Manfaat yang kedua adalah mengurangi kesombongan kita. Ketika hidup berjalan dengan lancar, kita cenderung merasa bangga dan puas dengan diri kita sendiri. Ini bukanlah sesuatu hal yang baik. Sebaliknya, penderitaan dapat membuat kita sadar diri dan mengurangi kesombongan kita. Jadi, isu besar di atas tentang diri Anda sendiri akan menciut ketika Anda menghadapi masalah.

Manfaat yang ketiga adalah mendorong Anda untuk menjauhkan diri dari kejahatan atau karma negatif. Bagaimana ini bisa terjadi? Sebenarnya, penderitaan berfungsi sebagai pengingat akan hukum karma dan akibatnya. Sebagai Buddhis kita akui bahwa penderitaan hanya akan berakibat dari sebab yang negatif, dan kebahagiaan hanya dapat timbul dari sebab yang posiitif. Oleh karena itu, ketika kita menderita, kita paham bahwa ini dikarenakan sesuatu yang negatif yang kita lakukan di masa lampau. Sekali kita sudah diingatkan dengan hal tersebut, maka dengan pengalaman ini, kita akan didorong untuk lebih hati-hati di masa yang akan datang untuk menghindari diri dari perilaku yang negatif atau tidak bajik.

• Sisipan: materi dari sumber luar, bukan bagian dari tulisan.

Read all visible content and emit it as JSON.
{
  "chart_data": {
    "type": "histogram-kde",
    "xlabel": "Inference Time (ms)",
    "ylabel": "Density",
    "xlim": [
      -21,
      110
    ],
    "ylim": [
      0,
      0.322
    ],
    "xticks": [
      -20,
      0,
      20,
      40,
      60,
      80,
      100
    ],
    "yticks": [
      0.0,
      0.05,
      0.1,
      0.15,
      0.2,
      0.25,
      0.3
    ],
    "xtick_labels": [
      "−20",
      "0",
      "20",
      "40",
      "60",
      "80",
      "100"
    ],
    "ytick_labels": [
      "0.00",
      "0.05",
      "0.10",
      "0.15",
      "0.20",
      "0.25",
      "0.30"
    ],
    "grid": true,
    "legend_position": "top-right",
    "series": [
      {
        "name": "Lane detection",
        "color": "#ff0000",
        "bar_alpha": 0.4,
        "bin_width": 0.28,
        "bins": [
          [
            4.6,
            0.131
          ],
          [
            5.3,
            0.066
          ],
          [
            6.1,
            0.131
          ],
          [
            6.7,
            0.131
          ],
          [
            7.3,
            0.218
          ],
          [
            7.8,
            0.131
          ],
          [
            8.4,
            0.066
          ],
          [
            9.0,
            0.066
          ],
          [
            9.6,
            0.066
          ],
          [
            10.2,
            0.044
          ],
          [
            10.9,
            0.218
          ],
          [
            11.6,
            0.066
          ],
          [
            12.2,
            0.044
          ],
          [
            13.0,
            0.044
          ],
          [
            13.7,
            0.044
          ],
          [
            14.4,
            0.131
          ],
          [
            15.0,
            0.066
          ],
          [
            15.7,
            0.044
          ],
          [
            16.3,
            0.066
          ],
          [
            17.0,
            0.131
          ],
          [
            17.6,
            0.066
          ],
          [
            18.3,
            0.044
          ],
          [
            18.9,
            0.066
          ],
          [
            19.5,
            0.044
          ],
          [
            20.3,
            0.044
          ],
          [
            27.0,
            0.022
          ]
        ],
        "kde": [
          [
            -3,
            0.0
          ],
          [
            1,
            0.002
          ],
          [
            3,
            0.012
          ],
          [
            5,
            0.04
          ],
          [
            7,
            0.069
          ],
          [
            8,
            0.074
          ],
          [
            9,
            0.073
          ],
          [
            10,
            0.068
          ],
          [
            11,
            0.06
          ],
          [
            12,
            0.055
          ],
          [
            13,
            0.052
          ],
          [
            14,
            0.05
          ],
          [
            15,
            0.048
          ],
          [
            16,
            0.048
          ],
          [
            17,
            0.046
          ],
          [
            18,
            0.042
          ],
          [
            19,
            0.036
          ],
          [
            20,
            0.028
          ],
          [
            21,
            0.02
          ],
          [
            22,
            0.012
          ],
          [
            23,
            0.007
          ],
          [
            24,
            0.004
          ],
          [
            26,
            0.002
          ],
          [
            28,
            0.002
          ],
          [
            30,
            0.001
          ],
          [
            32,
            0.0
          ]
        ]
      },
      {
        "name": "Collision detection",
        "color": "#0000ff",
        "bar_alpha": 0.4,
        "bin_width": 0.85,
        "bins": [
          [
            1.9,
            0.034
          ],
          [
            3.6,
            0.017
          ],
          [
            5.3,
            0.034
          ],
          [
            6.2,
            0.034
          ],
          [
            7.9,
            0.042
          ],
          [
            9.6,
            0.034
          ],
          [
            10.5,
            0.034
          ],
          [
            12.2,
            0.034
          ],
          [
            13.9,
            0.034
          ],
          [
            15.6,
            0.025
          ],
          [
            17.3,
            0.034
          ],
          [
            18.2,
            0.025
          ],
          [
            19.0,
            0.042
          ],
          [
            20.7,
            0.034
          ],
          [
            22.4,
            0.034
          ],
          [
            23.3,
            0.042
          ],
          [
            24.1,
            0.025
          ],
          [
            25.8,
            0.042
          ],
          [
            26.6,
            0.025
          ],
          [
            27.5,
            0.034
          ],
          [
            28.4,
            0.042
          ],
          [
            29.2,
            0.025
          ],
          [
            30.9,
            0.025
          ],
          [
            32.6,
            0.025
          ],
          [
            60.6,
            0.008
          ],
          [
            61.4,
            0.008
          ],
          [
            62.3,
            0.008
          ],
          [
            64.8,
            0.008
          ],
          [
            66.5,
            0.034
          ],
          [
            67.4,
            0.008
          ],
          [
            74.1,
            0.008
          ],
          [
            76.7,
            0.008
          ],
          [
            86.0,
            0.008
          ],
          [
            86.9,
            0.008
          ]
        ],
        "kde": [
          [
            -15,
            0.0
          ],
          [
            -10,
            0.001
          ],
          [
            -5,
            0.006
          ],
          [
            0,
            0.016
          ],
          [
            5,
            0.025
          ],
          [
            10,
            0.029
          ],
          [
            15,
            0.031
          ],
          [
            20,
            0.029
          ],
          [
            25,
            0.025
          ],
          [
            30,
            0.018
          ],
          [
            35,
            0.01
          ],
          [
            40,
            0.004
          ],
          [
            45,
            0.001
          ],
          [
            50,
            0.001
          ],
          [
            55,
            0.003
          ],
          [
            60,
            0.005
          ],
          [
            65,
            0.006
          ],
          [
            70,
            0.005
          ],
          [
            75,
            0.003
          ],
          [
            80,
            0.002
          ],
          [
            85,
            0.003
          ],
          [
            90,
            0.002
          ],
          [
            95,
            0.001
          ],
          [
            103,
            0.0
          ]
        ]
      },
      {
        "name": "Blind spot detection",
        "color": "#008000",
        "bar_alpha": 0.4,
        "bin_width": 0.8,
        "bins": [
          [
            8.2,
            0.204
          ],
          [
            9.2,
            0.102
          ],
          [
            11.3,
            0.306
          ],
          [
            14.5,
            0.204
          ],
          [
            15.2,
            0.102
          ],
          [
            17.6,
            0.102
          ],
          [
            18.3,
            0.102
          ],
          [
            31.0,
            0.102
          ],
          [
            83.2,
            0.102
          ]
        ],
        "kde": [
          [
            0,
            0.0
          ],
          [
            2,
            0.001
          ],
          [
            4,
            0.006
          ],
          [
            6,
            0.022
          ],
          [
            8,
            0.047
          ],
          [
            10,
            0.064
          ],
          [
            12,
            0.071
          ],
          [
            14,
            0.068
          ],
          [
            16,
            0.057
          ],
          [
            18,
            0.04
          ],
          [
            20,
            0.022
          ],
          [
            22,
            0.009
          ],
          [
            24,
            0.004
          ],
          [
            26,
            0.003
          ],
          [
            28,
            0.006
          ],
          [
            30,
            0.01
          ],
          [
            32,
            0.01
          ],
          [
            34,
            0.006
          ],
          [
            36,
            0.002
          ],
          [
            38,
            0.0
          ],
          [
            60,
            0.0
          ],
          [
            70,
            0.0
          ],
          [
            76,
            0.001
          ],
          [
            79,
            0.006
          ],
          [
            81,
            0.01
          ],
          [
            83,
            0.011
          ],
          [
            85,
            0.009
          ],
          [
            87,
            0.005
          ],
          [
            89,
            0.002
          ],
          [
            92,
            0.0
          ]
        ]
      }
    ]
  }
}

Manfaat yang keempat adalah meningkatkan atau mengembangkan cinta kita akan kebajikan. Bagaimana ini bisa terjadi? Ketika kita menghadapi masalah dan menderita karenanya, penderitaan kita juga secara mendasar berasal dari nafsu keinginan akan hal yang sebaliknya. Kita ingin bahagia dan ketika kita mengalami sebaliknya, di mana kita menderita dan disakiti oleh hal-hal yang sulit, ini berbalik dengan apa yang kita inginkan. Dalam hal ini, kita diingatkan bahwa kebajikan adalah sumber dari kebahagiaan, kebahagiaan yang kita idamkan. Oleh karena itu, kita didorong untuk memahami indahnya kebajikan.

Manfaat kelima adalah meningkatkan kewaspadaan kita akan penderitaan secara umum. Dengan pengalaman pribadi kita akan penderitaan, kita diingatkan bahwa jika kita mengerti bagaimana cara berpikir, jika kita bahkan dapat membuka diri kita terhadap kewaspadaan ini, maka kita akan diingatkan bahwa yang lain juga mengalami masalah dan disakiti oleh berbagai jenis penderitaan pada saat yang sama seperti kita, dan lebih sering penderitaan mereka lebih besar dibandingkan dengan kita. Hal ini dapat berfungsi untuk mengembangkan atau mendorong belas kasih di dalam diri kita–belas kasih, merasakan bahwa penderitaan orang lain tidak tertahankan, bahwa sungguh tidak pantas apabila semua makhluk harus menderita di dalam samsara.

3. Mempertahankan tekad untuk tetap semangat mempraktikkan dharma

Seperti yang telah dijelaskan sebelumnya, ketika Anda menghadapi kesulitan saat Anda melakukan perbuatan baik, jangan membiarkan diri Anda menyerah, melainkan pertahankan aspirasimu untuk mengejar praktik dharma.

Apa yang penting bagi Anda untuk dipahami adalah bagaimana pentingnya kualitas kesabaran dalam hidupmu, yakni, sangat sulit untuk membayangkan hidup tanpa mereka. Hidup Anda pastinya akan menjadi lebih sulit dibandingkan dengan apa yang Anda miliki sekarang. Oleh karena itu, agar sanggup melatih kualitas ini, berbagai jenis kesabaran ini, penting untuk membuat hidup kita lebih menyenangkan.